Here’s what they found:
This study involved 139 generally healthy adults (average age 31) with mild to moderate plaque and gingivitis (inflamed gums). They were randomly assigned to brush their teeth twice a day and to rinse for 30 seconds, morning and night, with an antiseptic mouthwash or a placebo mouthwash, and to clean between teeth with floss or other devices as needed. Everyone used the same type of toothbrush and toothpaste. After six months, both plaque and gingivitis had declined more among people using the germ-killing mouthwash than among the others. The same was true for bleeding from their gums. Plaque had declined 26 percent more for those using the antiseptic mouthwash than for the placebo users. Among teeth that had plaque problems at the start of the study, 51 percent of those cleaned with the antiseptic mouthwash had less plaque at the end of the study vs. 12 percent of those cleaned with the placebo. A measurable improvement in gingivitis was found for 98 percent of those in the antiseptic mouthwash group vs. only 30 percent of the others.

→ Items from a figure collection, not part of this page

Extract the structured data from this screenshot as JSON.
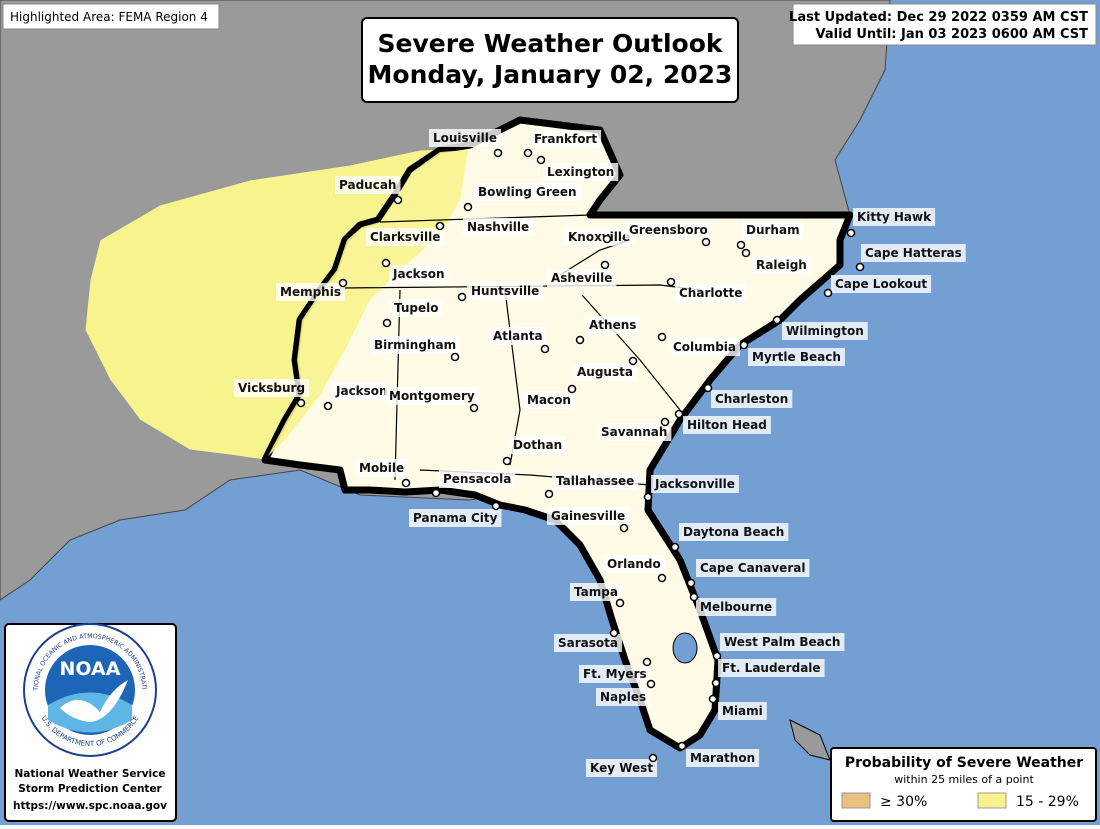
{
  "header": {
    "highlighted_area": "Highlighted Area: FEMA Region 4",
    "last_updated": "Last Updated: Dec 29 2022 0359 AM CST",
    "valid_until": "Valid Until: Jan 03 2023 0600 AM CST"
  },
  "title": {
    "line1": "Severe Weather Outlook",
    "line2": "Monday, January 02, 2023"
  },
  "cities": [
    "Louisville",
    "Frankfort",
    "Lexington",
    "Paducah",
    "Bowling Green",
    "Nashville",
    "Clarksville",
    "Knoxville",
    "Greensboro",
    "Durham",
    "Kitty Hawk",
    "Raleigh",
    "Cape Hatteras",
    "Jackson",
    "Asheville",
    "Memphis",
    "Huntsville",
    "Charlotte",
    "Cape Lookout",
    "Tupelo",
    "Wilmington",
    "Atlanta",
    "Athens",
    "Columbia",
    "Birmingham",
    "Myrtle Beach",
    "Augusta",
    "Vicksburg",
    "Jackson",
    "Montgomery",
    "Charleston",
    "Macon",
    "Hilton Head",
    "Savannah",
    "Dothan",
    "Mobile",
    "Pensacola",
    "Tallahassee",
    "Jacksonville",
    "Panama City",
    "Gainesville",
    "Daytona Beach",
    "Orlando",
    "Cape Canaveral",
    "Tampa",
    "Melbourne",
    "West Palm Beach",
    "Sarasota",
    "Ft. Lauderdale",
    "Ft. Myers",
    "Naples",
    "Miami",
    "Marathon",
    "Key West"
  ],
  "logo": {
    "acronym": "NOAA",
    "ring_top": "NATIONAL OCEANIC AND ATMOSPHERIC ADMINISTRATION",
    "ring_bottom": "U.S. DEPARTMENT OF COMMERCE",
    "agency": "National Weather Service",
    "center": "Storm Prediction Center",
    "url": "https://www.spc.noaa.gov"
  },
  "legend": {
    "title": "Probability of Severe Weather",
    "subtitle": "within 25 miles of a point",
    "items": [
      {
        "label": "≥ 30%",
        "color": "#e8c07f"
      },
      {
        "label": "15 - 29%",
        "color": "#f8f48d"
      }
    ]
  }
}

The answer, according to their results then, is “yes”. Note that we’re specifically talking about an antiseptic mouthwash (in the case of this study, they used Listerine). An antiseptic mouthwash is designed to kill germs that help form plaque, a substance which, if not removed, can lead to gingivitis. And remember, 75% of adults over 35 have some form of gum disease.
So perhaps an antiseptic mouthwash would be a good supplement to your regular brushing and flossing. Gum disease is something you definitely want to avoid and such a mouthwash will help.